Une mutation génétique importée

De récentes études ont démontré au sein de la population de l’île de La Palma, la présence d’une mutation génétique venant d’ailleurs...

Sur la route des Amériques, Santa Cruz de La Palma était le dernier port d’Europe avant le Nouveau Monde. Foto: NASA / Jacques Descloîtres / Wikimedia Commons / PD NASA

(Jean-Marc Claus) – Placée sous les feux de l’actualité à l’automne dernier, suite à l’éruption de la Cumbre Vieja, l’île canarienne de La Palma est depuis les années 2010, l’objet d’études scientifiques relatives à une maladie pulmonaire dont l’origine remonte au XVIe siècle.
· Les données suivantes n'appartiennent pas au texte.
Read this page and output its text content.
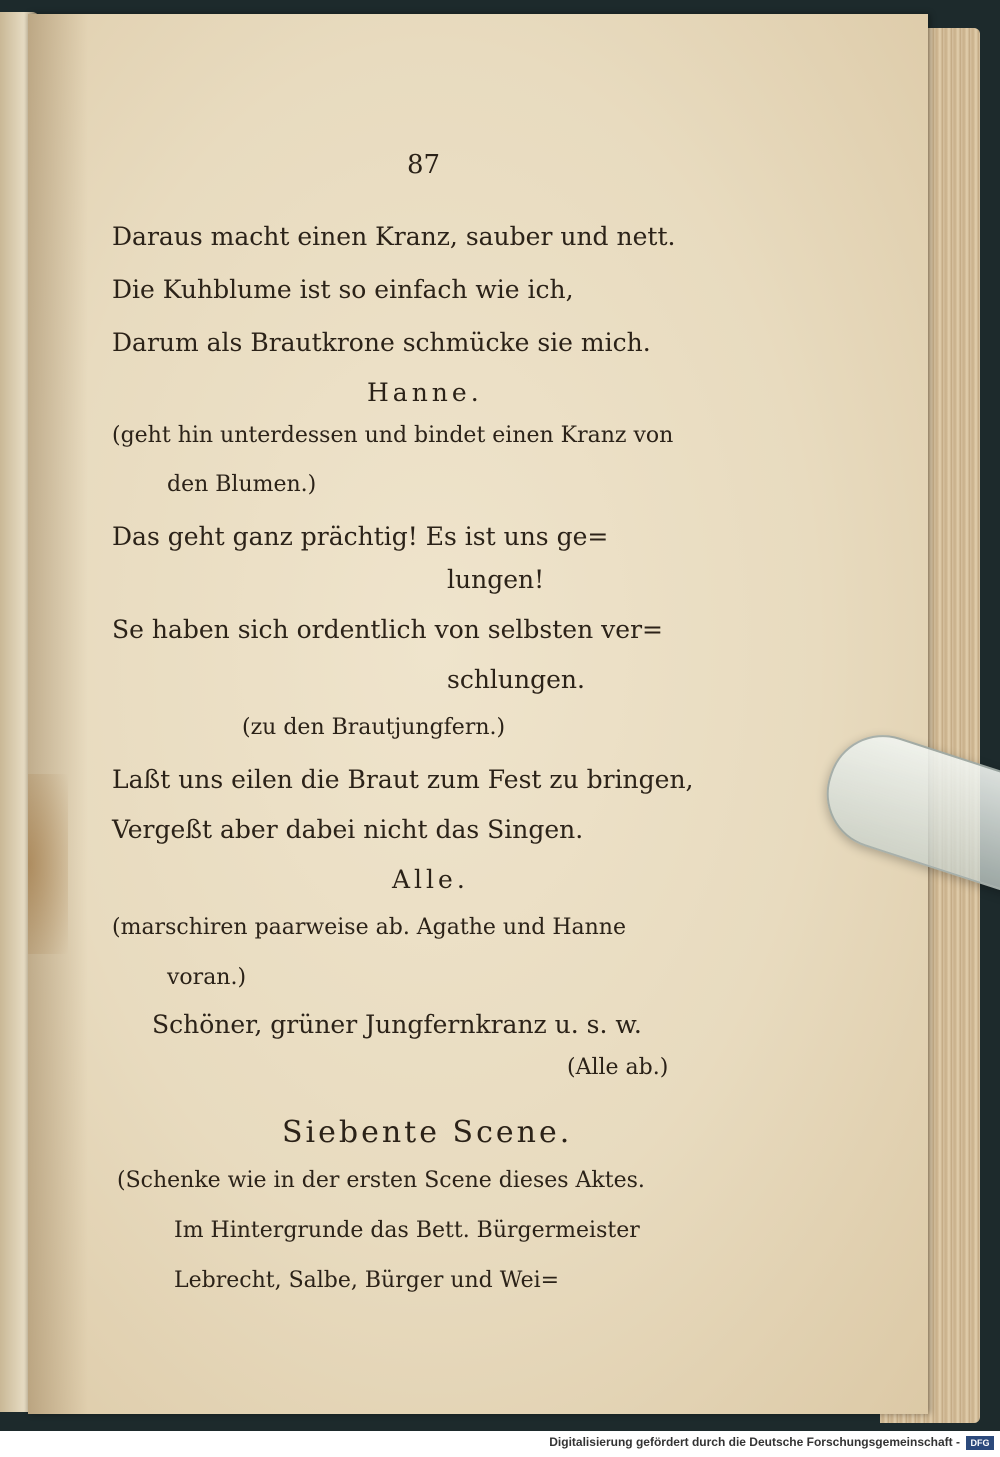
87
Daraus macht einen Kranz, sauber und nett.
Die Kuhblume ist so einfach wie ich,
Darum als Brautkrone schmücke sie mich.
Hanne.
(geht hin unterdessen und bindet einen Kranz von
den Blumen.)
Das geht ganz prächtig! Es ist uns ge=
lungen!
Se haben sich ordentlich von selbsten ver=
schlungen.
(zu den Brautjungfern.)
Laßt uns eilen die Braut zum Fest zu bringen,
Vergeßt aber dabei nicht das Singen.
Alle.
(marschiren paarweise ab. Agathe und Hanne
voran.)
Schöner, grüner Jungfernkranz u. s. w.
(Alle ab.)
Siebente Scene.
(Schenke wie in der ersten Scene dieses Aktes.
Im Hintergrunde das Bett. Bürgermeister
Lebrecht, Salbe, Bürger und Wei=
Digitalisierung gefördert durch die Deutsche Forschungsgemeinschaft -	DFG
Il n’est pas ici question de pollution atmosphérique causée par les fumées et autres émanations volcaniques, mais d’un phénomène à mettre en lien avec le développement des routes commerciales maritimes reliant les continents.

De 2011 à 2015, durant quatre années et demie, toutes les personnes se présentant aux consultations externes de pneumologie de l’hôpital de La Palma, se sont vues prélever avec leur accord, une goutte de sang à des fins d’analyse génétique. Il en fut de même avec les nouveau-nés de l’année 2014. Ce qui, sur une collecte de près de 2.000 échantillons, dont un peu moins d’un quart chez des nourrissons, a permis de mettre en évidence la prévalence d’une mutation génétique jusqu’ici sous-diagnostiquée.
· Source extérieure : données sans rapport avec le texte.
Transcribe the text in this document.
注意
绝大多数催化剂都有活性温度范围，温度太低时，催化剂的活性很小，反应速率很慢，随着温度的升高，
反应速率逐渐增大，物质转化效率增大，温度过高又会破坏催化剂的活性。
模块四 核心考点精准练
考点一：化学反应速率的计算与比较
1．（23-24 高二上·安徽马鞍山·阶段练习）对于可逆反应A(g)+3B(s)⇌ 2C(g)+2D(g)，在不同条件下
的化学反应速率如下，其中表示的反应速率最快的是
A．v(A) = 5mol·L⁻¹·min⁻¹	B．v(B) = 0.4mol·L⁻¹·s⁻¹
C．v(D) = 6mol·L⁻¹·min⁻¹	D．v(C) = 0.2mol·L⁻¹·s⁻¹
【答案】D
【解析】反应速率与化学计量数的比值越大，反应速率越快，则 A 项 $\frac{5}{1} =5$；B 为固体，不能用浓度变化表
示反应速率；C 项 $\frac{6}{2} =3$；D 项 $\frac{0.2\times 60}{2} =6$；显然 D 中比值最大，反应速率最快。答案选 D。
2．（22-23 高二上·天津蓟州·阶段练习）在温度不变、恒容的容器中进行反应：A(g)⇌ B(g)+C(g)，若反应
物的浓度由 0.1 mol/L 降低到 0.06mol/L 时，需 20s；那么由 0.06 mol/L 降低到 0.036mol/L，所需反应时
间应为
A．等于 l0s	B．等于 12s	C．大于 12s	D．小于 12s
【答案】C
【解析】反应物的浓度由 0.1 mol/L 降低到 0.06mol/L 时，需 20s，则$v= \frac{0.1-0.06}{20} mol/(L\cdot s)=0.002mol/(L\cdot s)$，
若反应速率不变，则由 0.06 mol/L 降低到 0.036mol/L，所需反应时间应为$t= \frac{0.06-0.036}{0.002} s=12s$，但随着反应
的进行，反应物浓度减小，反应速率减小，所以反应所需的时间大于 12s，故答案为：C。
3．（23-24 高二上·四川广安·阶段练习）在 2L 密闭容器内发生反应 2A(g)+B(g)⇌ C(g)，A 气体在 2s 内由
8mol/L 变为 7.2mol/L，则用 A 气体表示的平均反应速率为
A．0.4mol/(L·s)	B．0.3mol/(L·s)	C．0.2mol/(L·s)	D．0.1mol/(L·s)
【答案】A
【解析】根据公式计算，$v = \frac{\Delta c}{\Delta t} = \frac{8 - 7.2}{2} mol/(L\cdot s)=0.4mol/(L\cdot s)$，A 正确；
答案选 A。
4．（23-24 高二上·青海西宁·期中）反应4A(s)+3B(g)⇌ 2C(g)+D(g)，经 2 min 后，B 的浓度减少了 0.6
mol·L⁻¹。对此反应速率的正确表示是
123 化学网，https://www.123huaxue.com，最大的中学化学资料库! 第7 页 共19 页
Favorisant notamment des pathologies hépatiques telles que cirrhose et hépatocarcinome, ainsi que pulmonaires comme la bronchopneumopathie chronique obstructive (BPCO) et l’emphysème, cette mutation du gène SERPINA1 réduit la production d’alpha-1-antitrypsine (A1AT). Elle touche à La Palma, 30% des patients atteints d’affections pulmonaires et 20% des enfants en sont porteurs. De la plus d’une centaine de variantes existant de cette mutation, la plus nocive touchant une personne sur 3.334 au niveau national, atteint une personne sur 2.100 à La Palma, plaçant l’île en termes d’incidence au quatrième rang des régions européennes, après la Lettonie, l’Estonie et le Danemark.

Cette mutation génétique prédomine en Europe du Nord, et donc l’explication est à chercher dans le cours de l’Histoire. Au XVIe siècle, dans la foulée de la Conquista, Santa Cruz de La Palma devint le dernier port européen sur la route des Amériques. Plaque tournante du commerce de la canne à sucre, elle a attiré les Européens du Nord espérant y faire fortune. C’est ainsi que, de générations en générations, la mutation génétique s’est transmise jusqu’à ce que de récentes études en constatent la prévalence dans l’île.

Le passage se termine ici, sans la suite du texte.